The idea that homosexuality can't peacefully coexist with heterosexuality, or that acts we would deem sexual between members of the same-sex are not in fact a perfectly natural facet of homosocial interaction, betrays a social bias. Statements about Darwin's theory — "any genetic traits and behaviors that outfit an animal with an advantage — that help the animal make lots of offspring — will remain in a species, while ones that don’t will vanish" — actually urge us to ask what advantage homosexual activity confers.
Still, some scientists just don't get it. A recent article in the Times Sunday Magazine that asks "can animals be gay?" contains the following absurdity from Yale Ornithologist Richard Plum:
Our field is a lot like economics: we have a core of theory, like free-market theory, where we have the invisible hand of the market creating order — all commodities attain exactly the price they’re worth. Homosexuality is a tough case, because it appears to violate that central tenet, that all of sexual behavior is about reproduction. The question is, why would anyone invest in sexual behavior that isn’t reproductive?Not only is the claim that economics is a cut-and-dry discipline downright comical, given the current mess, which apparently no one knows how we got into, but the question "why would anyone invest in sexual behavior that isn’t reproductive?" is one only an ornithologist could ask. Gee, doc, it's a real conundrum.
You know, I think maybe evolutionary biologists should be forced to have sex at some point, like, as a condition of getting their PhD, so that they'll have some idea as to why people do it. I know they masturbate, though, so it's not totally beyond their grasp, so to speak. Why do people (including scientists) masturbate? Because we want to make babies?

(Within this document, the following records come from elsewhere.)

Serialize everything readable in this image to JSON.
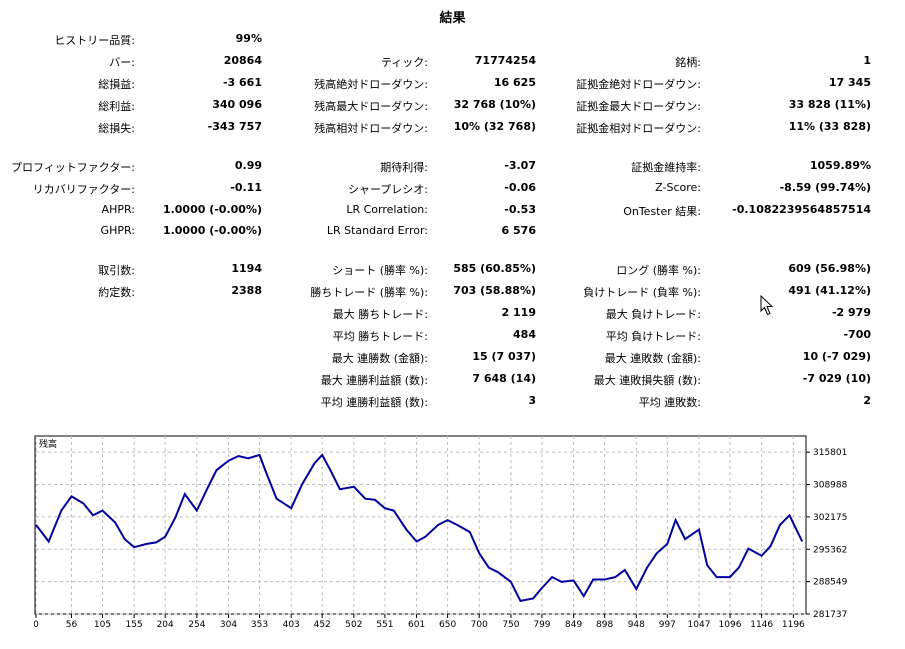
{
  "title": "結果",
  "col1": [
    {
      "label": "ヒストリー品質:",
      "value": "99%"
    },
    {
      "label": "バー:",
      "value": "20864"
    },
    {
      "label": "総損益:",
      "value": "-3 661"
    },
    {
      "label": "総利益:",
      "value": "340 096"
    },
    {
      "label": "総損失:",
      "value": "-343 757"
    },
    {
      "label": "プロフィットファクター:",
      "value": "0.99"
    },
    {
      "label": "リカバリファクター:",
      "value": "-0.11"
    },
    {
      "label": "AHPR:",
      "value": "1.0000 (-0.00%)"
    },
    {
      "label": "GHPR:",
      "value": "1.0000 (-0.00%)"
    },
    {
      "label": "取引数:",
      "value": "1194"
    },
    {
      "label": "約定数:",
      "value": "2388"
    }
  ],
  "col2": [
    {
      "label": "ティック:",
      "value": "71774254"
    },
    {
      "label": "残高絶対ドローダウン:",
      "value": "16 625"
    },
    {
      "label": "残高最大ドローダウン:",
      "value": "32 768 (10%)"
    },
    {
      "label": "残高相対ドローダウン:",
      "value": "10% (32 768)"
    },
    {
      "label": "期待利得:",
      "value": "-3.07"
    },
    {
      "label": "シャープレシオ:",
      "value": "-0.06"
    },
    {
      "label": "LR Correlation:",
      "value": "-0.53"
    },
    {
      "label": "LR Standard Error:",
      "value": "6 576"
    },
    {
      "label": "ショート (勝率 %):",
      "value": "585 (60.85%)"
    },
    {
      "label": "勝ちトレード (勝率 %):",
      "value": "703 (58.88%)"
    },
    {
      "label": "最大 勝ちトレード:",
      "value": "2 119"
    },
    {
      "label": "平均 勝ちトレード:",
      "value": "484"
    },
    {
      "label": "最大 連勝数 (金額):",
      "value": "15 (7 037)"
    },
    {
      "label": "最大 連勝利益額 (数):",
      "value": "7 648 (14)"
    },
    {
      "label": "平均 連勝利益額 (数):",
      "value": "3"
    }
  ],
  "col3": [
    {
      "label": "銘柄:",
      "value": "1"
    },
    {
      "label": "証拠金絶対ドローダウン:",
      "value": "17 345"
    },
    {
      "label": "証拠金最大ドローダウン:",
      "value": "33 828 (11%)"
    },
    {
      "label": "証拠金相対ドローダウン:",
      "value": "11% (33 828)"
    },
    {
      "label": "証拠金維持率:",
      "value": "1059.89%"
    },
    {
      "label": "Z-Score:",
      "value": "-8.59 (99.74%)"
    },
    {
      "label": "OnTester 結果:",
      "value": "-0.1082239564857514"
    },
    {
      "label": "ロング (勝率 %):",
      "value": "609 (56.98%)"
    },
    {
      "label": "負けトレード (負率 %):",
      "value": "491 (41.12%)"
    },
    {
      "label": "最大 負けトレード:",
      "value": "-2 979"
    },
    {
      "label": "平均 負けトレード:",
      "value": "-700"
    },
    {
      "label": "最大 連敗数 (金額):",
      "value": "10 (-7 029)"
    },
    {
      "label": "最大 連敗損失額 (数):",
      "value": "-7 029 (10)"
    },
    {
      "label": "平均 連敗数:",
      "value": "2"
    }
  ],
  "chart_data": {
    "type": "line",
    "title": "残高",
    "xlabel": "",
    "ylabel": "",
    "xlim": [
      0,
      1216
    ],
    "ylim": [
      281737,
      319200
    ],
    "x_ticks": [
      "0",
      "56",
      "105",
      "155",
      "204",
      "254",
      "304",
      "353",
      "403",
      "452",
      "502",
      "551",
      "601",
      "650",
      "700",
      "750",
      "799",
      "849",
      "898",
      "948",
      "997",
      "1047",
      "1096",
      "1146",
      "1196"
    ],
    "y_ticks": [
      "315801",
      "308988",
      "302175",
      "295362",
      "288549",
      "281737"
    ],
    "grid": true,
    "line_color": "#0000a0",
    "series": [
      {
        "x": [
          0,
          20,
          40,
          56,
          75,
          90,
          105,
          125,
          140,
          155,
          175,
          190,
          204,
          220,
          235,
          254,
          270,
          285,
          304,
          320,
          335,
          353,
          365,
          380,
          403,
          420,
          440,
          452,
          465,
          480,
          502,
          520,
          535,
          551,
          565,
          585,
          601,
          615,
          635,
          650,
          665,
          685,
          700,
          715,
          730,
          750,
          765,
          785,
          799,
          815,
          830,
          849,
          865,
          880,
          898,
          915,
          930,
          948,
          965,
          980,
          997,
          1010,
          1025,
          1047,
          1060,
          1075,
          1096,
          1110,
          1125,
          1146,
          1160,
          1175,
          1190,
          1210
        ],
        "y": [
          300500,
          297000,
          303500,
          306500,
          305000,
          302500,
          303500,
          301000,
          297500,
          295800,
          296500,
          296800,
          298000,
          302000,
          307000,
          303500,
          308000,
          312000,
          314000,
          315000,
          314500,
          315200,
          311000,
          306000,
          304000,
          309000,
          313500,
          315200,
          312000,
          308000,
          308500,
          306000,
          305800,
          304000,
          303500,
          299500,
          297000,
          298000,
          300500,
          301500,
          300500,
          299000,
          294500,
          291500,
          290500,
          288500,
          284500,
          285000,
          287200,
          289500,
          288500,
          288800,
          285500,
          289000,
          289000,
          289500,
          291000,
          287000,
          291500,
          294500,
          296500,
          301500,
          297500,
          299500,
          292000,
          289500,
          289500,
          291500,
          295500,
          294000,
          296000,
          300500,
          302500,
          297000
        ]
      }
    ]
  }
}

I mean, HELLO. Why wouldn't anyone invest in sexual behavior that isn't reproductive? For most people, procreative sex is sex of last resort. Even heterosexual men know that once procreative sex pays off they're the ones who are screwed. Look at how contraception has freed men and women to pursue nonprocreative pastimes, leading to the rise of a relatively new category of hetero relationship: the fuckbuddy. And when you think about the cost of raising a kid — over a quarter of a million bucks per for the typical middle class family — you don't a need a PhD to get it.
This isn't the first time evolutionary biologists have had to put on their thinking caps to overcome entrenched cultural bias about human behavior. Think of the riddle of altruism. Even modern evolutionary psychologists, stuck in the Social Darwinist '80s, could not for the life of them figure out why anyone would be altruistic. Until they came up with the theory of "reciprocal altruism" — which is the social equivalent of sexual 69ing.

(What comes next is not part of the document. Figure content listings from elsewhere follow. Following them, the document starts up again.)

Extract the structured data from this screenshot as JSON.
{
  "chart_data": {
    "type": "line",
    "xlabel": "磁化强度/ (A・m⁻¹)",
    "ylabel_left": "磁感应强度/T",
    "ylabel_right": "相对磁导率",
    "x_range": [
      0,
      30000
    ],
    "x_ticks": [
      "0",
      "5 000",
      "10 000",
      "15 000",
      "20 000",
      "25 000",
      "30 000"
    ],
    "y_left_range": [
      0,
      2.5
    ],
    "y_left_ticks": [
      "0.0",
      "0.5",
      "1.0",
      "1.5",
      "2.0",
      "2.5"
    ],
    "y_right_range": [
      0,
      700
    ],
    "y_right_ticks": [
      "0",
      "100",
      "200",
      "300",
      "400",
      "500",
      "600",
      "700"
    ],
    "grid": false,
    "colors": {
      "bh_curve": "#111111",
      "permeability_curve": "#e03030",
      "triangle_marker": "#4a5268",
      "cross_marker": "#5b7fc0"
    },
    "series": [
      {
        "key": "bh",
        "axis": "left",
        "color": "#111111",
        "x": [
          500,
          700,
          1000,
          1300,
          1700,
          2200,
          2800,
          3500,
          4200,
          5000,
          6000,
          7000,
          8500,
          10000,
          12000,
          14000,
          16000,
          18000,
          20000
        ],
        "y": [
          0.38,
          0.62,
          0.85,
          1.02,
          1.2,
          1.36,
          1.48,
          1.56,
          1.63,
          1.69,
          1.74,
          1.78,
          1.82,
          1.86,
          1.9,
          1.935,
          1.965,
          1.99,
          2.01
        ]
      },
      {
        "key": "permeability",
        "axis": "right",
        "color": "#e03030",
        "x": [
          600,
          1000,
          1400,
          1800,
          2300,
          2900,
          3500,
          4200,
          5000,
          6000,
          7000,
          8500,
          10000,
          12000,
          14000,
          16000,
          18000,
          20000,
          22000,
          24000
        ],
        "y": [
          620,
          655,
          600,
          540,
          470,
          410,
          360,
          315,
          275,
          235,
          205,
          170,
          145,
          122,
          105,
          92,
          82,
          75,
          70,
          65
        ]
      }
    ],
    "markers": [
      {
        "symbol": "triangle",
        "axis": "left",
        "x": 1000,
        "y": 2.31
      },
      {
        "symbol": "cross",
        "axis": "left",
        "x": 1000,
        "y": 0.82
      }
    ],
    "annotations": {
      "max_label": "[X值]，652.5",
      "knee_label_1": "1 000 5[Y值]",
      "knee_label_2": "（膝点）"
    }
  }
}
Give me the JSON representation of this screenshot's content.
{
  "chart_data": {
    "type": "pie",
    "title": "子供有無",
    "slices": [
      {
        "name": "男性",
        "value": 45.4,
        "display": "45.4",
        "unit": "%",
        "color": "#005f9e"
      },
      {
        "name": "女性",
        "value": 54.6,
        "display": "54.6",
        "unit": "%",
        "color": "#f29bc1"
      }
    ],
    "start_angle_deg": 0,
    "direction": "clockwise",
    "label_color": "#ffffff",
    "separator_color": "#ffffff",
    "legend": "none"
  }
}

It is only our social bias that keeps us from seeing that for men, there is not that big a difference between a handshake and a handjob, something monkeys, who (not incidentally) don't wear trousers, have known all along.

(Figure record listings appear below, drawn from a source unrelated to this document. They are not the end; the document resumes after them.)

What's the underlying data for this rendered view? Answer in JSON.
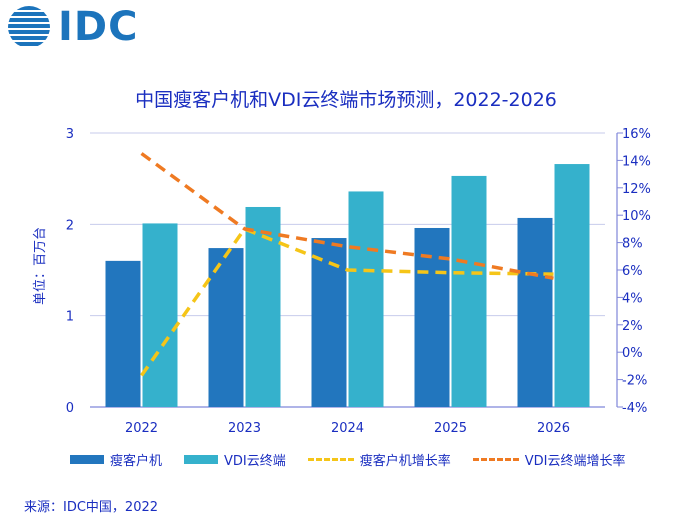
{
  "brand": {
    "logo_text": "IDC",
    "color": "#1c74bc",
    "globe_icon": "globe-icon"
  },
  "colors": {
    "text_blue": "#1a2ec0",
    "bar_thin_client": "#2276be",
    "bar_vdi": "#35b1cc",
    "line_thin_client": "#f5c518",
    "line_vdi": "#ef7a22",
    "axis_line": "#7f86d9",
    "grid": "#c7cbeb"
  },
  "chart_data": {
    "type": "bar",
    "title": "中国瘦客户机和VDI云终端市场预测，2022-2026",
    "ylabel": "单位：百万台",
    "categories": [
      "2022",
      "2023",
      "2024",
      "2025",
      "2026"
    ],
    "ylim": [
      0,
      3
    ],
    "y_ticks": [
      "0",
      "1",
      "2",
      "3"
    ],
    "y2lim": [
      -4,
      16
    ],
    "y2_ticks": [
      "-4%",
      "-2%",
      "0%",
      "2%",
      "4%",
      "6%",
      "8%",
      "10%",
      "12%",
      "14%",
      "16%"
    ],
    "grid": true,
    "series": [
      {
        "name": "瘦客户机",
        "kind": "bar",
        "axis": "left",
        "values": [
          1.6,
          1.74,
          1.85,
          1.96,
          2.07
        ]
      },
      {
        "name": "VDI云终端",
        "kind": "bar",
        "axis": "left",
        "values": [
          2.01,
          2.19,
          2.36,
          2.53,
          2.66
        ]
      },
      {
        "name": "瘦客户机增长率",
        "kind": "line",
        "style": "dashed",
        "axis": "right",
        "values": [
          -1.7,
          9.0,
          6.0,
          5.8,
          5.7
        ]
      },
      {
        "name": "VDI云终端增长率",
        "kind": "line",
        "style": "dashed",
        "axis": "right",
        "values": [
          14.5,
          9.0,
          7.7,
          6.8,
          5.4
        ]
      }
    ],
    "legend_position": "bottom"
  },
  "source": "来源：IDC中国，2022"
}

I daresay a Yalie academic who studies our lovely feathered friends AND is named Plum should perhaps relegate his economic theories to those engendered during a game of Clue. Was it Mrs. Peacock with the Wrench in the Library, or (how could you have missed this one, Mike?) Professor Plum with the Lead Pipe in the Drawing Room? Or are you somehow twitting us? No, I think not: no one could have made this one up.